Uninsurable Thatch Cuts Architectural DiversityPosted: July 6, 2013
By Pat Dodd Racher
Insurance cover is drying up. Owners of properties which have waters lapping through them from time to time know about insurance difficulties already, but the continuing agreement between the UK government and insurance companies means most[i] owners of flood-risk properties should be able to obtain some cover, albeit expensively.
Thatch is a different matter. We tried recently to buy a small thatched cottage, but had to walk away just as the purchase contract was about to be exchanged, because we could not find any insurer willing to sell us a policy.
Thatch as a vernacular roofing is age-old, part of the historic fabric of these islands, but its future seems to lie in museums or in the hands of the very rich who can afford to take financial risks without worrying about the consequences.
The cottage is on the market again, so I will not identify it, but my advice to a potential purchaser is to find a willing insurer as the first step, not the final one, before signing on the dotted line.
Homes that cannot be insured cannot be mortgaged, either, and their value plunges. And even if there is an insurer somewhere who will sell cover today, what happens in future? The many dangerous effects of climate change include more and worse floods, and more fires, which for homeowners mean insurance climbing towards the unaffordable, or no insurance at all.
The cottage denied insurance is 18th-century, quirky and quaint. Our first call was to NFU Mutual, the vendor’s current insurers (and ours too). We are long-established customers, but the word ‘thatch’ was enough for the shutters to come down, unless we were willing to live in it all through the intended renovations. The thought of winter without a bathroom or wc, or any heating, was too much for my ageing bones. If we had been 30 years younger, this might, just might, have been a way out of the impasse.
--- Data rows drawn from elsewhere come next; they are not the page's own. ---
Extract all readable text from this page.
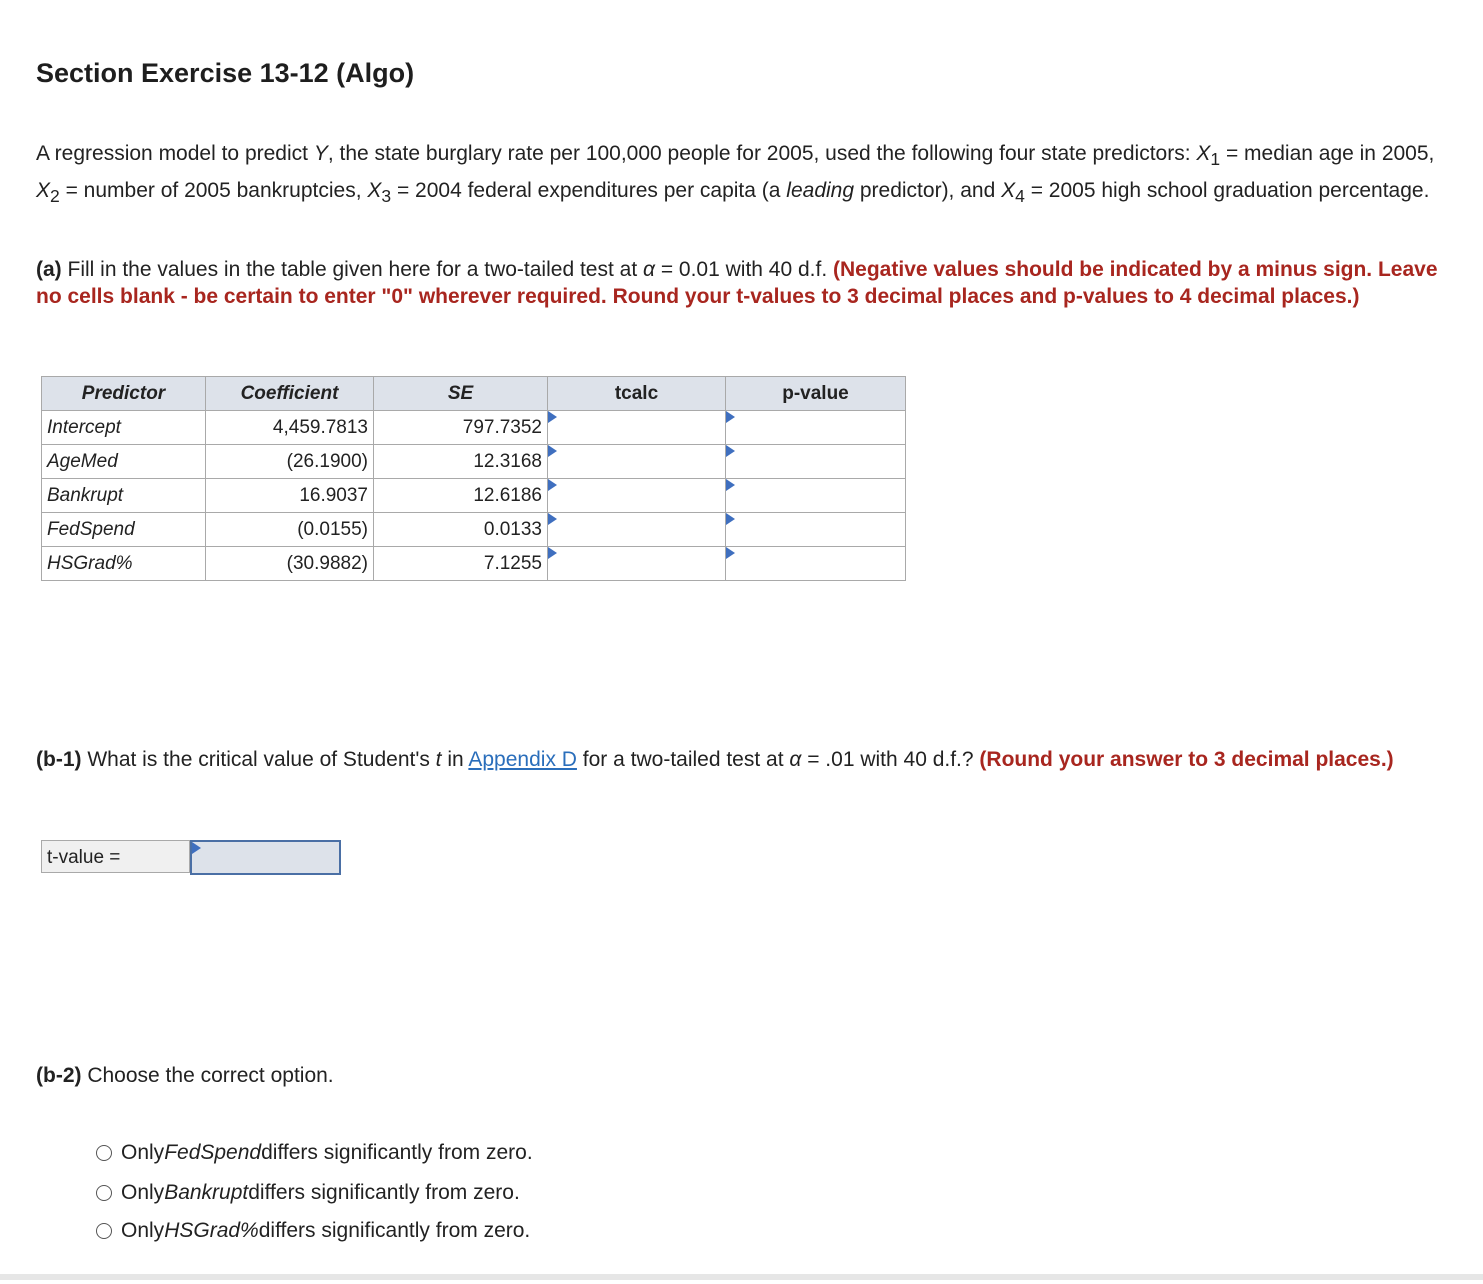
Section Exercise 13-12 (Algo)
A regression model to predict Y, the state burglary rate per 100,000 people for 2005, used the following four state predictors: $X_1$ = median age in 2005, $X_2$ = number of 2005 bankruptcies, $X_3 = 2004$ federal expenditures per capita (a leading predictor), and $X_4 = 2005$ high school graduation percentage.
(a) Fill in the values in the table given here for a two-tailed test at α = 0.01 with 40 d.f. (Negative values should be indicated by a minus sign. Leave no cells blank - be certain to enter "0" wherever required. Round your t-values to 3 decimal places and p-values to 4 decimal places.)
Predictor	Coefficient	SE	tcalc	p-value
Intercept	4,459.7813	797.7352	

AgeMed	(26.1900)	12.3168	

Bankrupt	16.9037	12.6186	

FedSpend	(0.0155)	0.0133	

HSGrad%	(30.9882)	7.1255	

(b-1) What is the critical value of Student's t in Appendix D for a two-tailed test at α = .01 with 40 d.f.? (Round your answer to 3 decimal places.)
t-value =
(b-2) Choose the correct option.
Only FedSpend differs significantly from zero.
Only Bankrupt differs significantly from zero.
Only HSGrad% differs significantly from zero.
Crown Insurance Services of Egham, Surrey, said they do insure thatched homes, through Heritage Insurance Agency of Sudbury, Suffolk. Hopes raised, only to be dashed by the requirement that there must be a fire station within five miles. Opening a fire station is way beyond our capabilities.
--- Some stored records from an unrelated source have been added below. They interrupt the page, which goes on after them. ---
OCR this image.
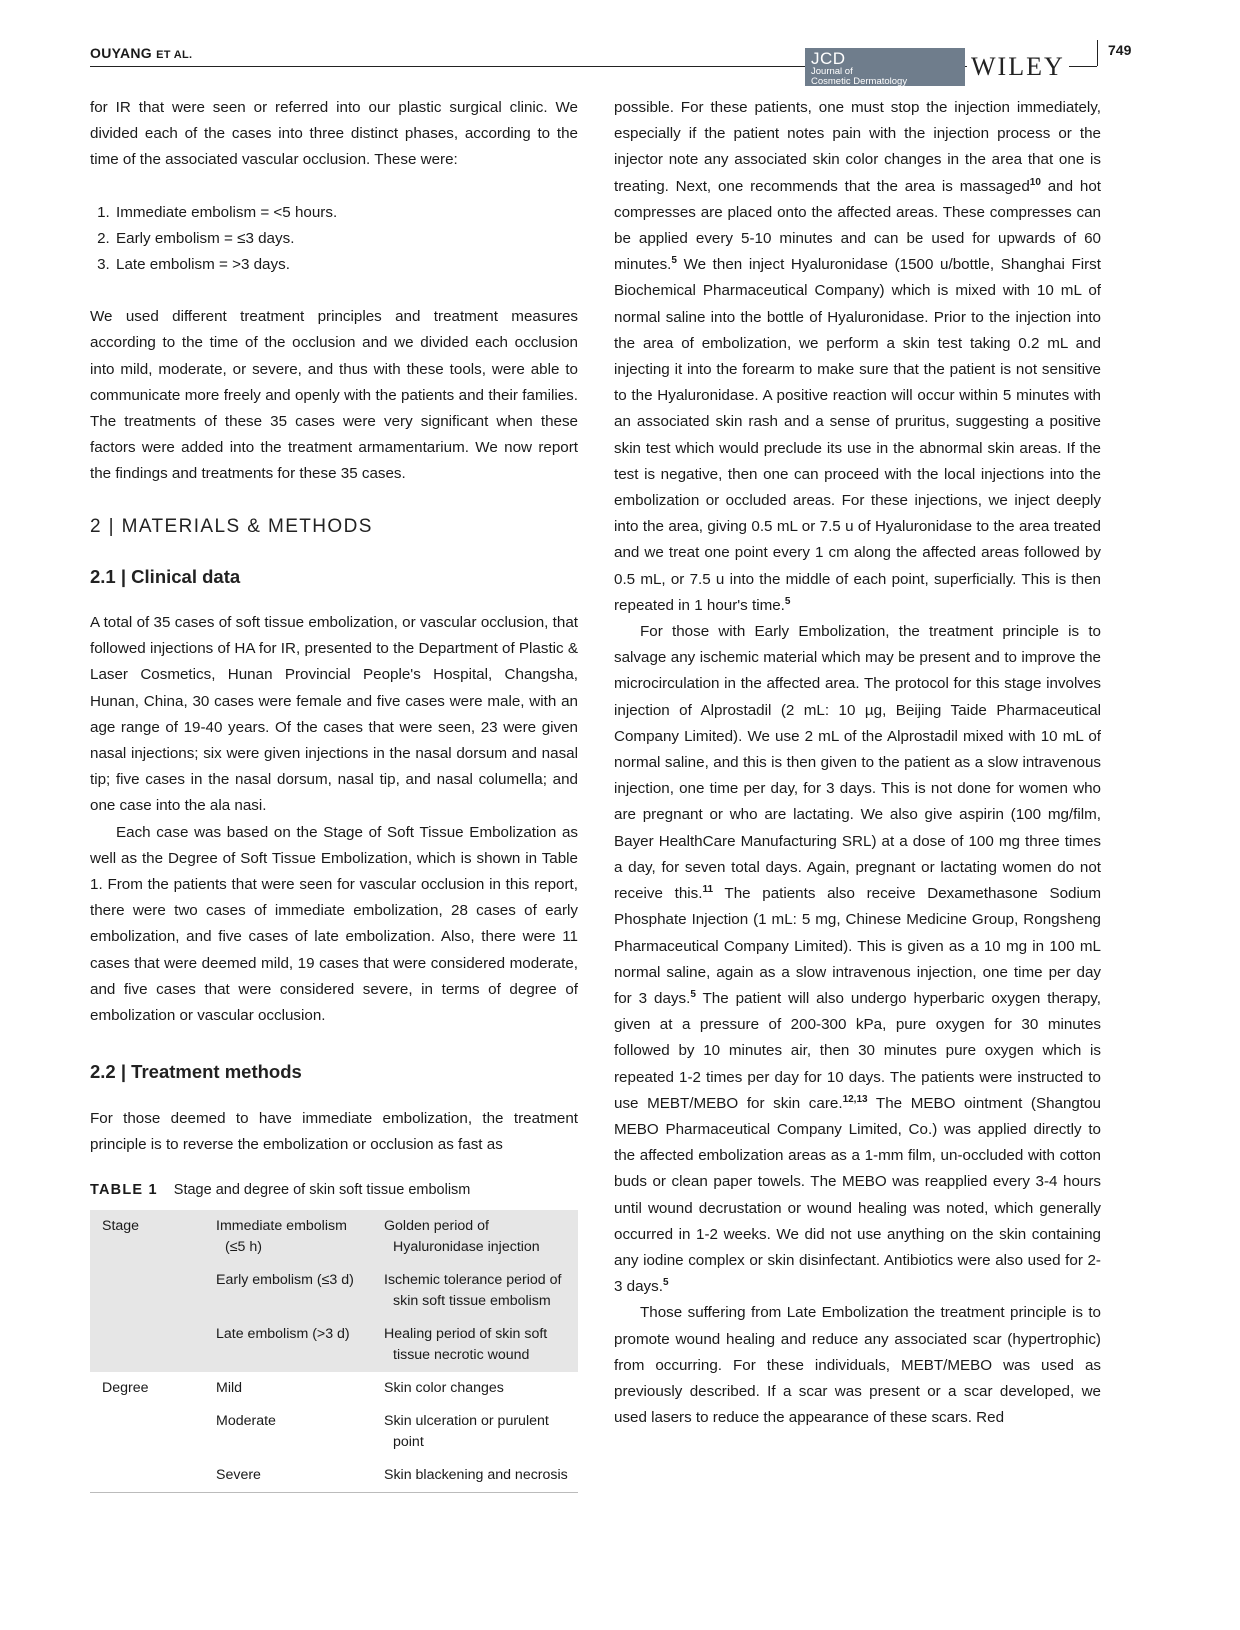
OUYANG ET AL.	JCD
Journal of
Cosmetic Dermatology
WILEY
749

for IR that were seen or referred into our plastic surgical clinic. We divided each of the cases into three distinct phases, according to the time of the associated vascular occlusion. These were:

1. Immediate embolism = <5 hours.
2. Early embolism = ≤3 days.
3. Late embolism = >3 days.

We used different treatment principles and treatment measures according to the time of the occlusion and we divided each occlusion into mild, moderate, or severe, and thus with these tools, were able to communicate more freely and openly with the patients and their families. The treatments of these 35 cases were very significant when these factors were added into the treatment armamentarium. We now report the findings and treatments for these 35 cases.

2 | MATERIALS & METHODS
2.1 | Clinical data

A total of 35 cases of soft tissue embolization, or vascular occlusion, that followed injections of HA for IR, presented to the Department of Plastic & Laser Cosmetics, Hunan Provincial People's Hospital, Changsha, Hunan, China, 30 cases were female and five cases were male, with an age range of 19-40 years. Of the cases that were seen, 23 were given nasal injections; six were given injections in the nasal dorsum and nasal tip; five cases in the nasal dorsum, nasal tip, and nasal columella; and one case into the ala nasi.

Each case was based on the Stage of Soft Tissue Embolization as well as the Degree of Soft Tissue Embolization, which is shown in Table 1. From the patients that were seen for vascular occlusion in this report, there were two cases of immediate embolization, 28 cases of early embolization, and five cases of late embolization. Also, there were 11 cases that were deemed mild, 19 cases that were considered moderate, and five cases that were considered severe, in terms of degree of embolization or vascular occlusion.

2.2 | Treatment methods

For those deemed to have immediate embolization, the treatment principle is to reverse the embolization or occlusion as fast as

TABLE 1 Stage and degree of skin soft tissue embolism
Stage	Immediate embolism (≤5 h)	Golden period of Hyaluronidase injection

	Early embolism (≤3 d)	Ischemic tolerance period of skin soft tissue embolism

	Late embolism (>3 d)	Healing period of skin soft tissue necrotic wound

Degree	Mild	Skin color changes

	Moderate	Skin ulceration or purulent point

	Severe	Skin blackening and necrosis

possible. For these patients, one must stop the injection immediately, especially if the patient notes pain with the injection process or the injector note any associated skin color changes in the area that one is treating. Next, one recommends that the area is massaged$^{10}$ and hot compresses are placed onto the affected areas. These compresses can be applied every 5-10 minutes and can be used for upwards of 60 minutes.$^5$ We then inject Hyaluronidase (1500 u/bottle, Shanghai First Biochemical Pharmaceutical Company) which is mixed with 10 mL of normal saline into the bottle of Hyaluronidase. Prior to the injection into the area of embolization, we perform a skin test taking 0.2 mL and injecting it into the forearm to make sure that the patient is not sensitive to the Hyaluronidase. A positive reaction will occur within 5 minutes with an associated skin rash and a sense of pruritus, suggesting a positive skin test which would preclude its use in the abnormal skin areas. If the test is negative, then one can proceed with the local injections into the embolization or occluded areas. For these injections, we inject deeply into the area, giving 0.5 mL or 7.5 u of Hyaluronidase to the area treated and we treat one point every 1 cm along the affected areas followed by 0.5 mL, or 7.5 u into the middle of each point, superficially. This is then repeated in 1 hour's time.$^5$

For those with Early Embolization, the treatment principle is to salvage any ischemic material which may be present and to improve the microcirculation in the affected area. The protocol for this stage involves injection of Alprostadil (2 mL: 10 µg, Beijing Taide Pharmaceutical Company Limited). We use 2 mL of the Alprostadil mixed with 10 mL of normal saline, and this is then given to the patient as a slow intravenous injection, one time per day, for 3 days. This is not done for women who are pregnant or who are lactating. We also give aspirin (100 mg/film, Bayer HealthCare Manufacturing SRL) at a dose of 100 mg three times a day, for seven total days. Again, pregnant or lactating women do not receive this.$^{11}$ The patients also receive Dexamethasone Sodium Phosphate Injection (1 mL: 5 mg, Chinese Medicine Group, Rongsheng Pharmaceutical Company Limited). This is given as a 10 mg in 100 mL normal saline, again as a slow intravenous injection, one time per day for 3 days.$^5$ The patient will also undergo hyperbaric oxygen therapy, given at a pressure of 200-300 kPa, pure oxygen for 30 minutes followed by 10 minutes air, then 30 minutes pure oxygen which is repeated 1-2 times per day for 10 days. The patients were instructed to use MEBT/MEBO for skin care.$^{12,13}$ The MEBO ointment (Shangtou MEBO Pharmaceutical Company Limited, Co.) was applied directly to the affected embolization areas as a 1-mm film, un-occluded with cotton buds or clean paper towels. The MEBO was reapplied every 3-4 hours until wound decrustation or wound healing was noted, which generally occurred in 1-2 weeks. We did not use anything on the skin containing any iodine complex or skin disinfectant. Antibiotics were also used for 2-3 days.$^5$

Those suffering from Late Embolization the treatment principle is to promote wound healing and reduce any associated scar (hypertrophic) from occurring. For these individuals, MEBT/MEBO was used as previously described. If a scar was present or a scar developed, we used lasers to reduce the appearance of these scars. Red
Adrian Flux Insurance Services of King’s Lynn also sells cover for thatched houses. This is from their website:
“Adrian Flux Home is one of the leading specialist home insurance brokers in the UK and one of only a few offering a full range of insurance cover to owners of Thatched properties.
If you live in a property with a thatched roof, you will probably have experienced problems getting insurance cover at a reasonable price. That’s where Adrian Flux can help. Our Home & Contents cover will make sure that your thatched home insurance is adequate in the event of a mishap, and at a price you’ll like.”
Well, the cottage did not qualify. The first hurdle, as with the NFU, was the combination of thatch with being empty during renovations.
The Thatched Owners Group, at Spalding in Lincolnshire, had a picture on their website of a cottage very like the one we were hoping to buy. Here we met barriers that we had never been far enough down the insurance road to encounter before. I was unable to answer a barrage of admittedly relevant questions. What is the exact thatching material? How deep is the thatch? When was the last time it received a fire-retarding treatment? When were the chimneys last swept? What is the exact distance between the top of the chimneys and the roof ridge? This distance must be an absolute minimum of 1.8 metres, I was told. Well, I had not been on the roof ridge at all, let alone with a measuring rule, so I could not answer, but knew just from looking that the distance was much less than 1.8 metres.
Endsleigh, very good for let properties, was reputed to offer cover for thatched homes too. “We’re very sorry,” they said, “we don’t offer that any more”. Insurers’ reluctance has increased because of a spate of roof fires caused by sparks from wood-burning stoves. The open fires that were the norm two hundred years ago did not generate nearly as much intense heat as modern wood-burning stoves, several insurers told me. Checking the Endsleigh thatched property insurance page today, I read: “Our thatched roof insurance is currently unavailable”.
Towergate Insurance still has a thatched home policy, but the terms illustrate the continuing obligations on owners. Before a property is accepted, thatch over 10 years old must be inspected and repaired or replaced, depending on the outcome of the inspection. Fire retardant must be applied, and the chimneys must be swept at least once a year. For an intending purchaser, who needs to insure before exchange of contracts, the cost of re-thatching a home you do not yet own is off-putting, to say the least.
To be on the receiving end of all these ‘No’, ‘No’, No’s’ was quite depressing, but indicative of the new world of limited or zero insurance cover.
So, goodbye thatch. Inevitably, thatched roofs will be replaced with slates or tiles, and an important part of the UK’s architectural history will be confined to folk museums.
[i] Late in June 2013 the UK government and insurance companies agreed to form a new fund called Flood Re, to offer flood cover to homes that the companies would normally refuse to insure. Annual premiums will be in the range £210 to £540 initially. A levy on insurers will finance Flood Re. The money will come, essentially, from higher premiums on home policies. There are exclusions – homes in the highest council tax band, H in England, and all homes built since January 1st 2009, are not covered.